An article on Stuff.co.nz this week was headlined “Bullion bullish but beware the bears”.
The excerpt below is taken from the beginning of the article (emphasis added is ours):
The price of gold, now near nominal highs at more than US$1180 an ounce, is expected to climb further, analysts say.
However, they warn New Zealand investors should be wary of exchange rate fluctuations.
Fund manager Liontamer, a specialist in capital protected funds, said the price could rise more than 15 per cent to over US$1400 an ounce by December 31, and continue rising well into 2011.
Investment manager Sean Butler said there was fundamental support for the gold price at current levels. “Central banks in China, India and Russia continue to buy gold, and investors are building up their gold exposures in the wake of global market uncertainty and the risk of higher inflation.
“In the meantime, the supply of gold is tightening.
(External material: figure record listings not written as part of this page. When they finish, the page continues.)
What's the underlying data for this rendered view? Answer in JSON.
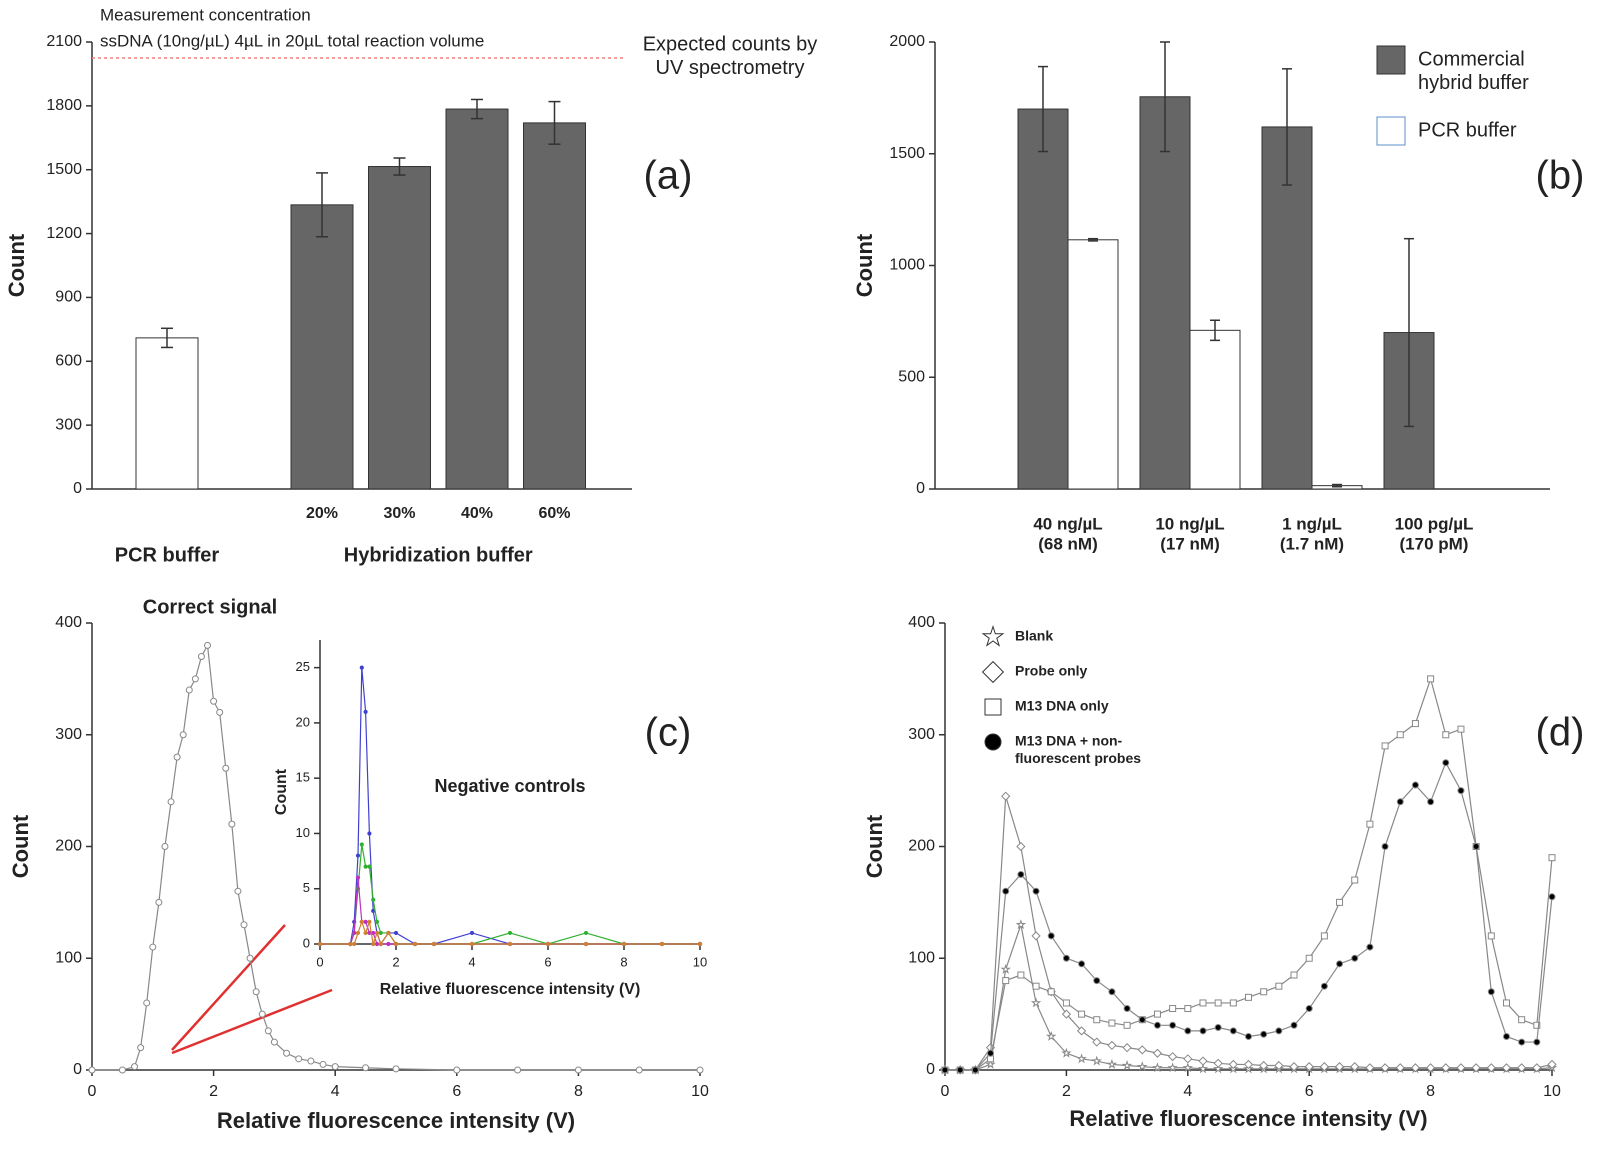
{
  "chart_data": [
    {
      "type": "bar",
      "panel_label": "(a)",
      "ylabel": "Count",
      "notes": [
        "Measurement concentration",
        "ssDNA (10ng/µL) 4µL in 20µL total reaction volume"
      ],
      "categories": [
        null,
        "20%",
        "30%",
        "40%",
        "60%"
      ],
      "group_labels": [
        "PCR buffer",
        "Hybridization buffer"
      ],
      "values": [
        710,
        1335,
        1515,
        1785,
        1720
      ],
      "errors": [
        45,
        150,
        40,
        45,
        100
      ],
      "colors": [
        "#ffffff",
        "#666666",
        "#666666",
        "#666666",
        "#666666"
      ],
      "reference_line": {
        "value": 2025,
        "color": "#f08080",
        "label": "Expected counts by\nUV spectrometry"
      },
      "ylim": [
        0,
        2100
      ],
      "yticks": [
        0,
        300,
        600,
        900,
        1200,
        1500,
        1800,
        2100
      ]
    },
    {
      "type": "bar",
      "panel_label": "(b)",
      "ylabel": "Count",
      "categories": [
        "40 ng/µL\n(68 nM)",
        "10 ng/µL\n(17 nM)",
        "1 ng/µL\n(1.7 nM)",
        "100 pg/µL\n(170 pM)"
      ],
      "series": [
        {
          "name": "Commercial\nhybrid buffer",
          "color": "#666666",
          "edge": "#333333",
          "values": [
            1700,
            1755,
            1620,
            700
          ],
          "errors": [
            190,
            245,
            260,
            420
          ]
        },
        {
          "name": "PCR buffer",
          "color": "#ffffff",
          "edge": "#5b8fc9",
          "values": [
            1115,
            710,
            15,
            null
          ],
          "errors": [
            5,
            45,
            5,
            null
          ]
        }
      ],
      "ylim": [
        0,
        2000
      ],
      "yticks": [
        0,
        500,
        1000,
        1500,
        2000
      ]
    },
    {
      "type": "line",
      "panel_label": "(c)",
      "annotation": "Correct signal",
      "xlabel": "Relative fluorescence intensity (V)",
      "ylabel": "Count",
      "x": [
        0,
        0.5,
        0.7,
        0.8,
        0.9,
        1.0,
        1.1,
        1.2,
        1.3,
        1.4,
        1.5,
        1.6,
        1.7,
        1.8,
        1.9,
        2.0,
        2.1,
        2.2,
        2.3,
        2.4,
        2.5,
        2.6,
        2.7,
        2.8,
        2.9,
        3.0,
        3.2,
        3.4,
        3.6,
        3.8,
        4.0,
        4.5,
        5,
        6,
        7,
        8,
        9,
        10
      ],
      "series": [
        {
          "color": "#888888",
          "marker": "circle",
          "fill": "#ffffff",
          "values": [
            0,
            0,
            3,
            20,
            60,
            110,
            150,
            200,
            240,
            280,
            300,
            340,
            350,
            370,
            380,
            330,
            320,
            270,
            220,
            160,
            130,
            100,
            70,
            50,
            35,
            25,
            15,
            10,
            8,
            5,
            3,
            2,
            1,
            0,
            0,
            0,
            0,
            0
          ]
        }
      ],
      "xlim": [
        0,
        10
      ],
      "xticks": [
        0,
        2,
        4,
        6,
        8,
        10
      ],
      "ylim": [
        0,
        400
      ],
      "yticks": [
        0,
        100,
        200,
        300,
        400
      ]
    },
    {
      "type": "line",
      "title": "Negative controls",
      "xlabel": "Relative fluorescence intensity (V)",
      "ylabel": "Count",
      "x": [
        0,
        0.8,
        0.9,
        1.0,
        1.1,
        1.2,
        1.3,
        1.4,
        1.5,
        1.6,
        1.8,
        2.0,
        2.5,
        3,
        4,
        5,
        6,
        7,
        8,
        9,
        10
      ],
      "series": [
        {
          "color": "#4040d0",
          "marker": "dot",
          "values": [
            0,
            0,
            2,
            8,
            25,
            21,
            10,
            3,
            1,
            0,
            1,
            1,
            0,
            0,
            1,
            0,
            0,
            0,
            0,
            0,
            0
          ]
        },
        {
          "color": "#30b030",
          "marker": "dot",
          "values": [
            0,
            0,
            1,
            5,
            9,
            7,
            7,
            4,
            2,
            1,
            1,
            0,
            0,
            0,
            0,
            1,
            0,
            1,
            0,
            0,
            0
          ]
        },
        {
          "color": "#c030c0",
          "marker": "dot",
          "values": [
            0,
            0,
            1,
            6,
            2,
            2,
            1,
            1,
            0,
            0,
            0,
            0,
            0,
            0,
            0,
            0,
            0,
            0,
            0,
            0,
            0
          ]
        },
        {
          "color": "#d08030",
          "marker": "dot",
          "values": [
            0,
            0,
            0,
            1,
            2,
            1,
            2,
            0,
            1,
            0,
            1,
            0,
            0,
            0,
            0,
            0,
            0,
            0,
            0,
            0,
            0
          ]
        }
      ],
      "xlim": [
        0,
        10
      ],
      "xticks": [
        0,
        2,
        4,
        6,
        8,
        10
      ],
      "ylim": [
        0,
        27.5
      ],
      "yticks": [
        0,
        5,
        10,
        15,
        20,
        25
      ]
    },
    {
      "type": "line",
      "panel_label": "(d)",
      "xlabel": "Relative fluorescence intensity (V)",
      "ylabel": "Count",
      "x": [
        0,
        0.25,
        0.5,
        0.75,
        1,
        1.25,
        1.5,
        1.75,
        2,
        2.25,
        2.5,
        2.75,
        3,
        3.25,
        3.5,
        3.75,
        4,
        4.25,
        4.5,
        4.75,
        5,
        5.25,
        5.5,
        5.75,
        6,
        6.25,
        6.5,
        6.75,
        7,
        7.25,
        7.5,
        7.75,
        8,
        8.25,
        8.5,
        8.75,
        9,
        9.25,
        9.5,
        9.75,
        10
      ],
      "series": [
        {
          "name": "Blank",
          "color": "#888888",
          "marker": "star",
          "fill": "#ffffff",
          "values": [
            0,
            0,
            0,
            5,
            90,
            130,
            60,
            30,
            15,
            10,
            8,
            5,
            4,
            3,
            2,
            2,
            2,
            1,
            1,
            1,
            1,
            1,
            1,
            1,
            1,
            1,
            1,
            1,
            1,
            1,
            1,
            1,
            1,
            1,
            1,
            1,
            1,
            1,
            1,
            1,
            2
          ]
        },
        {
          "name": "Probe only",
          "color": "#888888",
          "marker": "diamond",
          "fill": "#ffffff",
          "values": [
            0,
            0,
            0,
            20,
            245,
            200,
            120,
            70,
            50,
            35,
            25,
            22,
            20,
            18,
            15,
            12,
            10,
            8,
            6,
            5,
            5,
            4,
            4,
            3,
            3,
            3,
            3,
            3,
            2,
            2,
            2,
            2,
            2,
            2,
            2,
            2,
            2,
            2,
            2,
            2,
            5
          ]
        },
        {
          "name": "M13 DNA only",
          "color": "#888888",
          "marker": "square",
          "fill": "#ffffff",
          "values": [
            0,
            0,
            0,
            10,
            80,
            85,
            75,
            70,
            60,
            50,
            45,
            42,
            40,
            45,
            50,
            55,
            55,
            60,
            60,
            60,
            65,
            70,
            75,
            85,
            100,
            120,
            150,
            170,
            220,
            290,
            300,
            310,
            350,
            300,
            305,
            200,
            120,
            60,
            45,
            40,
            190
          ]
        },
        {
          "name": "M13 DNA + non-\nfluorescent probes",
          "color": "#888888",
          "marker": "circle",
          "fill": "#000000",
          "values": [
            0,
            0,
            0,
            15,
            160,
            175,
            160,
            120,
            100,
            95,
            80,
            70,
            55,
            45,
            40,
            40,
            35,
            35,
            38,
            35,
            30,
            32,
            35,
            40,
            55,
            75,
            95,
            100,
            110,
            200,
            240,
            255,
            240,
            275,
            250,
            200,
            70,
            30,
            25,
            25,
            155
          ]
        }
      ],
      "xlim": [
        0,
        10
      ],
      "xticks": [
        0,
        2,
        4,
        6,
        8,
        10
      ],
      "ylim": [
        0,
        400
      ],
      "yticks": [
        0,
        100,
        200,
        300,
        400
      ]
    }
  ]
}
A combination of reduced supply and the large set-up costs associated with setting up new mines is helping to set a new floor under the price of the precious metal,” Butler said.
OM Financial senior dealer Kevin Morgan said the price “could be comfortably above US$2000 an ounce within 18 months”, but saw a possible dip to US$1050 in the next two months.
“I would view that as a buying opportunity,” Morgan said, but cautioned anyone investing in gold to remember that it is priced in US dollars and subject to currency fluctuations.
“A New Zealand investor who purchased gold in early 2009 at US$900 an ounce would actually be losing money despite gold being 25 per cent higher at US$1200 an ounce today.
“The reason for this is that back in early 2009 the NZD [New Zealand dollar] was trading at about 0.5 to the USD [United States dollar] and today we are trading closer to 0.72,” he said.
No Counter Party Risk:
Talk about over complicating things! Firstly, Liontamer’s new fund – as also discussed in this Otago Daily Times article – uses derivatives to track the gold price. It doesn’t actually hold bullion. While it does offer capital protection – i.e. you will get back at least 100% of your money at the end of the 6 year investment period – this is also achieved using derivitivisation.
The reason we choose physical gold is because it has no counterparty risk. This simply means we are not relying upon another party to remain solvent to get our funds back one day. If we buy physical gold and take possession it is ours and ours alone. Our only risk is keeping it safe from prying eyes and thieving hands.
The Price of Gold in Any Currency is Volatile!
Secondly is the point that as per the Otago Daily Times article “the Liontamer index follows the movements in the international gold price and is not affected by currency [movements] between the New Zealand and US dollars.”
The stuff.co.nz article also mentions how Kiwi investors should be careful as gold “is priced in US dollars and subject to currency fluctuations”.
The thing is you don’t need to invest in a fund tracking the international/US dollar gold price using derivatives to handle currency fluctuations! All you have to do is track the NZ dollar gold price yourself (simply the USD gold price converted to NZ dollars by the current USD/NZD exchange rate) and ignore what the media says about the US dollar gold price! We live in New Zealand not the USA! (As a bonus, you’ll also avoid paying fund managers fees!).
Best Time to Buy Gold
If you believe gold remains in a bull market (or rather that paper currencies are still in a bear market), then the time to buy is when the NZD price of gold has fallen not when it is soaring. This can be an emotionally difficult thing to do but this gets you the most bang for your buck – or rather the most ounces for your dollars. You don’t actually need complex financial instruments and hedging with futures contracts to achieve this. Just buy when the price has fallen as this is likely to be when the NZ dollar is strong.
>> Learn More About Technical Analysis: Gold and Silver Technical Analysis: The Ultimate Beginners Guide
NZD Gold 3 Year Chart – Buy the price dips
Do this on a regular basis and the average buy price will be at a good low level and allow for maximum upside and you should hopefully avoid the heavy feeling of watching the price drop sharply just after you’ve bought.
In the above 3 year chart you can see that the NZ dollar price of gold has just dipped down to the 200 day moving average (the red line). Over the past 3 years this has generally been a good time to buy, with June last year being the only time the price fell substantially further below the moving average.
Our website has gold price graphs from 1 day all the way to 40 years – all in NZ Dollars. (See Gold Survival Guide Gold and Silver Price Charts.) The 1 year, 2 year and 5 year charts are particularly useful in seeing where the current price is compared to the past and can help identify when the price dips.
Anyway, that’s just our opinion and as always we offer it freely – but with no guarantees!